Rechtliche Beurteilung

Das Gericht zweiter Instanz gab der Klage im Umfang der außer Streit stehenden Schadensbeträge mit Teilurteil statt, hob das Ersturteil im übrigen Umfang auf und erklärte die Revision bzw den Rekurs an den Obersten Gerichtshof für zulässig. Florian A*** sei auf Grund des festgestellten Vorlebens als untüchtig im Sinne des § 1315 ABGB anzusehen. Die beklagten Parteien hafteten für ihn nach ständiger Rechtsprechung und herrschender Lehre auch dann, wenn sie - wie hier - von seiner Untüchtigkeit nichts wüßten. Die Kausalität der Untüchtigkeit Florian A***s für den eingetretenen Schaden des Klägers ergebe sich aus dessen persönlichen Eigenschaften, nämlich dessen Neigung zu sinnloser Beschädigung fremden Eigentums im Zusammenhang mit Alkoholmißbrauch. Der Zweitbeklagte hätte übrigens auf Grund seiner Kenntnis von der Neigung Florian A***s zum Aloholmißbrauch diesem nicht sofort bei der Anstellung am 1.7.1988 einen Schlüssel zur Lagerhalle ohne entsprechende Überwachung aushändigen dürfen, so daß auch eine Verletzung der Überwachungspflicht auf Seiten des Zweitbeklagten vorliege. Die beklagten Parteien hätten sich durch Vertrag zu einem Paketzustelldienst zusammengeschlossen, sodaß sie für die Untüchtigkeit des Florian A*** gemäß § 1315 erster Fall ABGB solidarisch hafteten. Soweit der Anspruch des Klägers der Höhe nach bestritten sei, sei das Verfahren in erster Instanz zu ergänzen. Im Hinblick darauf, daß es sich hier um die Lösung eines Grenzfalles handle, der bei Beurteilung der Untüchtigkeit als "Dauerzustand" auch anders gelöst werden könnte, sei die Revision zuzulassen. Die gegen die Entscheidung des Berufungsgerichtes erhobene Revision und der dieser entnehmbare Rekurs der beklagten Parteien sind nicht berechtigt.
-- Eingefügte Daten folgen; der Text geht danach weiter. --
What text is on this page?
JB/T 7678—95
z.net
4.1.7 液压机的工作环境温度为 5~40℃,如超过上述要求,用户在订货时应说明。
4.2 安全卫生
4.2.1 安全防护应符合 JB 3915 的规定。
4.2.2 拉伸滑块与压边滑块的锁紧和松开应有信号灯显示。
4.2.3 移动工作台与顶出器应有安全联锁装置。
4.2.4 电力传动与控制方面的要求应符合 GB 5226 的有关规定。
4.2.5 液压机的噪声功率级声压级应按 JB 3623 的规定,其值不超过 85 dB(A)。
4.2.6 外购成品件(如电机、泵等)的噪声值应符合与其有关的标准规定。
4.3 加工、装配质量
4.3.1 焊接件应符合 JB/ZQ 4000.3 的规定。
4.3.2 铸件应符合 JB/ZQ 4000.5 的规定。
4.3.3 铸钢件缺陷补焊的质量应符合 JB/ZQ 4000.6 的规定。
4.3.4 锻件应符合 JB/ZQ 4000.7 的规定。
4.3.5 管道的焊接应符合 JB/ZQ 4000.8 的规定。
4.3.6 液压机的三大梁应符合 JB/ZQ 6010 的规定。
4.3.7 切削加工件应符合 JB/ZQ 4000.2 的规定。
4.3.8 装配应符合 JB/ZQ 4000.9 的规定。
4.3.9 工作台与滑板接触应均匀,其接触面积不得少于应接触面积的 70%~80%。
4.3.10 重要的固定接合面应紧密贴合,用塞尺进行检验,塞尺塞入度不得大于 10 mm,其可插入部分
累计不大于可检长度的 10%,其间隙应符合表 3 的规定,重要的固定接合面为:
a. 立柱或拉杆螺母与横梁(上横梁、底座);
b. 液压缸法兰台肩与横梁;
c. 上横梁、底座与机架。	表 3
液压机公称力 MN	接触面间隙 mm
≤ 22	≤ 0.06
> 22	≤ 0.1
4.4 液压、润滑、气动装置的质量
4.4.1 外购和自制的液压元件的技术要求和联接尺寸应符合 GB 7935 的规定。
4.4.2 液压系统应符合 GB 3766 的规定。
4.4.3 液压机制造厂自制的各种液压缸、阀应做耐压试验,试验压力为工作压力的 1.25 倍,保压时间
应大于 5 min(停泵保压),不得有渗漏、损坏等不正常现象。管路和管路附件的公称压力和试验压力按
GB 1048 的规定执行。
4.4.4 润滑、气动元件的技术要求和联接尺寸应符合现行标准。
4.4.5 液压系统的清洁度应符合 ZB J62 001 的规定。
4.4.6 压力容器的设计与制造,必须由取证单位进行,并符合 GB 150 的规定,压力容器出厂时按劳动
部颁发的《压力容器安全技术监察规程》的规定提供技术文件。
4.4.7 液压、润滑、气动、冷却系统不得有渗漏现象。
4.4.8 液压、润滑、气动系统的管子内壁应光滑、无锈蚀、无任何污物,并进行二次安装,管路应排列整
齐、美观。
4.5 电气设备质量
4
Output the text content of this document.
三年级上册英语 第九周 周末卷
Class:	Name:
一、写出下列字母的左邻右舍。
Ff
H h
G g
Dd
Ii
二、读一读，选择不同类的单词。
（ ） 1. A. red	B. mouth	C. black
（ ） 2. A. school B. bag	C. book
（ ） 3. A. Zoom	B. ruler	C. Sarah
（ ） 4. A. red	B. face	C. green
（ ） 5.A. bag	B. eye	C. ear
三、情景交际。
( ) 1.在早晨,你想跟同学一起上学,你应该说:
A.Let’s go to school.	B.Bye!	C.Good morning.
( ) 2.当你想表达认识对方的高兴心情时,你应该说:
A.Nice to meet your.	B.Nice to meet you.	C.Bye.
Wer sich zur Besorgung seiner Angelegenheiten einer untüchtigen Person bedient, haftet für den Schaden, den sie in dieser Eigenschaft einem Dritten zufügt (§ 1315 erster Fall ABGB). Der Grundgedanke der Besorgungsgehilfenhaftung ist die Verantwortlichkeit des Geshäftsherrn für den eigenen Herrschafts- und/oder Organisationsbereich (Reischauer in Rummel, ABGB, Rz 1 zu § 1315). Ist der Gehilfe in diesen Bereich eingegliedert, dann hat der Geschäftsherr für dessen Untüchtigkeit unabhängig davon einzustehen, ob er diese kannte oder kennen konnte bzw mußte; die Haftung für die Untüchtigkeit des Gehilfen besteht unabhängig von einem Verschulden des Geschäftsherrn (SZ 60/49; JBl 1986, 520 uam; Reischauer aaO Rz 3 mwH). Wie das Berufungsgericht zutreffend ausgeführt hat, ist die Untüchtigkeit als relativer Begriff die fehlende Eignung zu der zu verrichtenden Tätigkeit. Sie ist als habitueller Dauerzustand dahin zu verstehen, daß ein untüchtiger Besorgungsgehilfe mangels der erforderlichen Fähigkeiten (sei es nun der Mangel erforderlicher Kenntnisse oder persönlicher Eigenschaften oder das Vorliegen negativer Neigungen oder Eigenschaften) für die Ausübung der konkreten Tätigkeiten untüchtig ist. Dazu zählt auch der durch mehrere strafgerichtliche Verurteilungen dokumentierte Hang zur Delinquenz gegen fremdes Eigentum durch Sachbeschädigung, vor allem im Zustand der Alkoholisierung, dies insbesondere dann, wenn die bedungene Tätigkeit mit dem Zugang zu fremdem Eigentum verbunden ist. Hat der Geschäftsherr durch Übergabe der Schlüssel zu diesem Lagerraum einen ungeprüften Zugang zur Arbeitsstelle auch außerhalb der Arbeitszeiten ermöglicht, dann hat er für die auf diese Weise - wenn auch nicht bei der Besorgung der Geschäftstätigkeiten, sondern nur am zugänglich gemachten Arbeitsort - möglich gewordenen schädigenden Handlungen seines Gehilfen in seinem Geschäfts- und Organisationsbereich zu haften (vgl Reischauer aaO Rz 11). Die Entscheidung des Berufungsgerichtes beruht demnach auf einer zutreffenden rechtlichen Beurteilung, so daß sowohl die Revision gegen dessen Teilurteil, als auch der Rekurs gegen den Aufhebungsbeschluß erfolglos bleiben.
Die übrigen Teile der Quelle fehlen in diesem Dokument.